His eyes were also clearing, and now, in peripheral vision, he noticed another car in the passing lane had come abreast of him and kept pace with him. Through his side window, Paul Magritte glanced at this other driver.
And Mallory looked back at him.
Her head was sharply turned to one side. She was facing him with no thought of the road ahead, and the young detective held this pose for so long-it unnerved him so badly-his hands tightened on the wheel, knuckles whitening. She stared at him for miles and miles.
The campsite was near an abandoned gas station, and one toilet had been promised to be in working condition. However, the owner had not inspected his property in years, and now he renegotiated the amount of money agreed upon one month ago when the trip was first planned. Today’s price, the owner said, was “Not one red cent, and God bless you all.”
This time, the news media had the affair catered with microwave ovens emitting the smell of reheated pizza to lure the campers and federal agents into the interview zone. But best of all, the most enterprising network crew was unloading Port-O-Potties from a flatbed truck-even better bait that neatly solved the problem of the dysfunctional toilet. As each plastic closet was set upon the ground, a waiting line of parents quickly formed in front of it.

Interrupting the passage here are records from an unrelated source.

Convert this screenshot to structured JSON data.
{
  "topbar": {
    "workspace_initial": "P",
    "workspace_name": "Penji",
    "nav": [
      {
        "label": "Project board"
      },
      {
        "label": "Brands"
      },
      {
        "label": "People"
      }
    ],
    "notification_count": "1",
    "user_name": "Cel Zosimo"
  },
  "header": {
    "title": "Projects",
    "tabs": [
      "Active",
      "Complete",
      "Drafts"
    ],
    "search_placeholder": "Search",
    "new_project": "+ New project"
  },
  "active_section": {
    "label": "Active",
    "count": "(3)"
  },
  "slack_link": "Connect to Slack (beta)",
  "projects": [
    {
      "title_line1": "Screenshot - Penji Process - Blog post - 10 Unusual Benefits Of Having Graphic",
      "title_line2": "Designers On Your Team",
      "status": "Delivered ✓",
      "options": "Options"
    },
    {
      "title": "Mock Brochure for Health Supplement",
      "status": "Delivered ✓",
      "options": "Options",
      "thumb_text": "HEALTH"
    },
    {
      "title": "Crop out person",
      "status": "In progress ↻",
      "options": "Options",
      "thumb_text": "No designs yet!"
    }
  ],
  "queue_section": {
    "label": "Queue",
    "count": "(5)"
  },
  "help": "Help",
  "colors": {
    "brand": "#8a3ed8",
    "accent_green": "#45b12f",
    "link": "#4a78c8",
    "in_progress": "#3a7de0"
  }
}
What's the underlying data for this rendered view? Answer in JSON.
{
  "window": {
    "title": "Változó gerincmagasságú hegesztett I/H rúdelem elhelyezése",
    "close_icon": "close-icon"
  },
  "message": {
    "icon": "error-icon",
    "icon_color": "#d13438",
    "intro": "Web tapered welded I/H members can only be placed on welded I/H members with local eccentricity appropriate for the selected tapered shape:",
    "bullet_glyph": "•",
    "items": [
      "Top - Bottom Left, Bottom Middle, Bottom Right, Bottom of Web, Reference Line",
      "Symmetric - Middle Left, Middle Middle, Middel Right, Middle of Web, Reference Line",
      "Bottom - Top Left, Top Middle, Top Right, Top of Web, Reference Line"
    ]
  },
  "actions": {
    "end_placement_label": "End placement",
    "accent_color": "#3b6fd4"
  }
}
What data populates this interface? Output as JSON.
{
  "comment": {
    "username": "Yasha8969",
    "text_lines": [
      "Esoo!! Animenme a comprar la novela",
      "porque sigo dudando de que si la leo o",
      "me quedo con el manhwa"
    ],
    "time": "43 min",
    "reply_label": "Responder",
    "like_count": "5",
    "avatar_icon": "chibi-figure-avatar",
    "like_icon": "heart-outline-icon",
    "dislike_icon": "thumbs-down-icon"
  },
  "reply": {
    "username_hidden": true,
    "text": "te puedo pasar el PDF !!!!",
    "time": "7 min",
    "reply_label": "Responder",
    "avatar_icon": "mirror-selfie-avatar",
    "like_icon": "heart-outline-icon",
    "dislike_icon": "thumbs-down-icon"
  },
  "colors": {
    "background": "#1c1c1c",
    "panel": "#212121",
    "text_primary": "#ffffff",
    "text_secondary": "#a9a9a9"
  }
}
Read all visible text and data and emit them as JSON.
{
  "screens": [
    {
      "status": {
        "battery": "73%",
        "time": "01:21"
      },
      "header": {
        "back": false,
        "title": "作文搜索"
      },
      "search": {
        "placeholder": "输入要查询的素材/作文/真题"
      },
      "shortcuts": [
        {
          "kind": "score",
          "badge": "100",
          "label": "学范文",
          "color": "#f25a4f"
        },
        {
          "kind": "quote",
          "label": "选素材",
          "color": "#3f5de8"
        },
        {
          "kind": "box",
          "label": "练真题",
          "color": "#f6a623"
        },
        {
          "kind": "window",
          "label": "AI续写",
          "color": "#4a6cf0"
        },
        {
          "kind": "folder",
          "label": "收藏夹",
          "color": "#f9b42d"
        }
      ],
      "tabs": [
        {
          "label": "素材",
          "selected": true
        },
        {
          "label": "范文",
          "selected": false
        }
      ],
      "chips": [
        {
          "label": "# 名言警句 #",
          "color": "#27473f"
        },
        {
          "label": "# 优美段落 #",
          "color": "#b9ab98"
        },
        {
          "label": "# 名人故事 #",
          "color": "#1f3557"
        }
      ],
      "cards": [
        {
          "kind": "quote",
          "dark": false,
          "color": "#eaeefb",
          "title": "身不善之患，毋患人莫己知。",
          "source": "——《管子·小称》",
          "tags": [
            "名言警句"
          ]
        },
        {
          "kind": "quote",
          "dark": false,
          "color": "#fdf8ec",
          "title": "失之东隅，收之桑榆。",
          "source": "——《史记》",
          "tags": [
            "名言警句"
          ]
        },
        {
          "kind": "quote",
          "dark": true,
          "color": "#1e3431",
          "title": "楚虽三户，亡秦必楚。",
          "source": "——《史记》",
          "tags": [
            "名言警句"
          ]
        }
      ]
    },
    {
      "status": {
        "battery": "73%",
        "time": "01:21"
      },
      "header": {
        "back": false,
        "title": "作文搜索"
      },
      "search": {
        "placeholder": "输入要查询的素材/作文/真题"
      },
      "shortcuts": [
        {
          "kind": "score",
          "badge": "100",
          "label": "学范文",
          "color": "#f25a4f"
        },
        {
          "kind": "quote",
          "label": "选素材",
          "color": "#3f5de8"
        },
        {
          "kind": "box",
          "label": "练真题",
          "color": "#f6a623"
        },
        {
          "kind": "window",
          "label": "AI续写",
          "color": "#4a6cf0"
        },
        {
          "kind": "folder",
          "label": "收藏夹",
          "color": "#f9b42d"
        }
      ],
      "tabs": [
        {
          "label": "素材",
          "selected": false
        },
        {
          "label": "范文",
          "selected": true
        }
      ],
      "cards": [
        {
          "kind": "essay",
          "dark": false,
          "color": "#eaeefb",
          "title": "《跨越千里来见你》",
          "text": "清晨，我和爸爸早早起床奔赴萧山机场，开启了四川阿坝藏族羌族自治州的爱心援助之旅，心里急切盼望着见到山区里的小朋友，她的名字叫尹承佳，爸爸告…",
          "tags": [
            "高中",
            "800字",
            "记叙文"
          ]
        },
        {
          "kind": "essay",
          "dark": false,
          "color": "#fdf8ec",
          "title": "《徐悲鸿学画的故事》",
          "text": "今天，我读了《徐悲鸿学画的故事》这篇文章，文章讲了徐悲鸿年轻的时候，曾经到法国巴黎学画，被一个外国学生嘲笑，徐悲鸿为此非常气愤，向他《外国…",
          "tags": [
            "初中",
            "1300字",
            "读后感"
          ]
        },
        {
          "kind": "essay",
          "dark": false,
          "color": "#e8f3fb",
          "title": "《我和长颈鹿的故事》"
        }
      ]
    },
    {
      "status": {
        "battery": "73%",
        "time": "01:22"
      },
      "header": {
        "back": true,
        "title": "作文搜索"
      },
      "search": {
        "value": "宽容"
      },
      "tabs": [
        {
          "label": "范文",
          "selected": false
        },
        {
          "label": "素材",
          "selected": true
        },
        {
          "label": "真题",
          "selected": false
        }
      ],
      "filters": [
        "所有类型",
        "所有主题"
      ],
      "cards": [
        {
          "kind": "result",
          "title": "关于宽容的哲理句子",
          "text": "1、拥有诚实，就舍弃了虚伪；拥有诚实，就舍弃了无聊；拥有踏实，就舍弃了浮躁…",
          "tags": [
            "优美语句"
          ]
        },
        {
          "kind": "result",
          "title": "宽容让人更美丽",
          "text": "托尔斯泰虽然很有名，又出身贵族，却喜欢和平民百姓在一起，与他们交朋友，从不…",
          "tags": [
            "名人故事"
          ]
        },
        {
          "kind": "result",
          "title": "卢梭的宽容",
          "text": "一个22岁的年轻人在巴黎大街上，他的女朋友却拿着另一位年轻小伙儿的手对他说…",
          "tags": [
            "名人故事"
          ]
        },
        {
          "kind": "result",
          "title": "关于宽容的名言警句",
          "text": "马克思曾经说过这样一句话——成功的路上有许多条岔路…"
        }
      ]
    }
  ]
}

A field reporter stood before a stationary camera, preparing to say his new opening line one more time. Yesterday, he had reported from the Road of Lost Children, but today he said, “This is John Peechem reporting from the Road of Graves.” A cameraman pointed out that he was smiling when he said it that time, too. They did a retake with a more somber expression. And then the lens panned a group of young men and women with the letters FBI emblazoned on their jackets. “This hasn’t been confirmed yet,” the reporter said to his microphone, “but the agents might be looking for body parts.”
A less expensive handheld camera pointed at the caravan’s only children. Brother and sister stood hand in hand, awaiting their turn at one of the big green closets. Standing behind them, their father carried a roll of toilet paper, tearing off sheets and handing them to Peter and Dodie. A reporter was approaching this trio, fair game in the Port-O-Potty zone, when the little boy put up one hand to ward the woman off, saying, “I bite reporters.”
End of interview.
Dodie rocked on her heels and toes, and then she hummed. Louder now. Her father picked her up in his arms and never noticed that his child was pointing to the ground and the shadow of another man.
Click.
Mallory sat in a folding chair near a car that was not her own, fingers flying across the keyboard of a laptop computer that was not hers, either. Christine Nahlman sat down on a neighboring campstool, not offering any conversation, only keeping quiet company with the detective as she watched some of the younger agents search the caravan vehicles. Others were invading tents.
“It’s a waste of time,” said Mallory, never taking her eyes from the laptop. “The perp doesn’t t ravel around with little hand bones. He digs them up along the way.”
“Well, he’s got one hand that we can match up with a fresh corpse.”
“Not anymore. He’s got no use for it.” Mallory looked up at the search in progress. “That’s just Berman’s idea of busywork, a show for the reporters.” She turned her eyes back to the glowing screen in her lap. In sidelong vision, she saw the FBI agent stiffen, and then lean far forward.
There was incredulity in Nahlman’s voice when she finally said, “That’s my laptop.”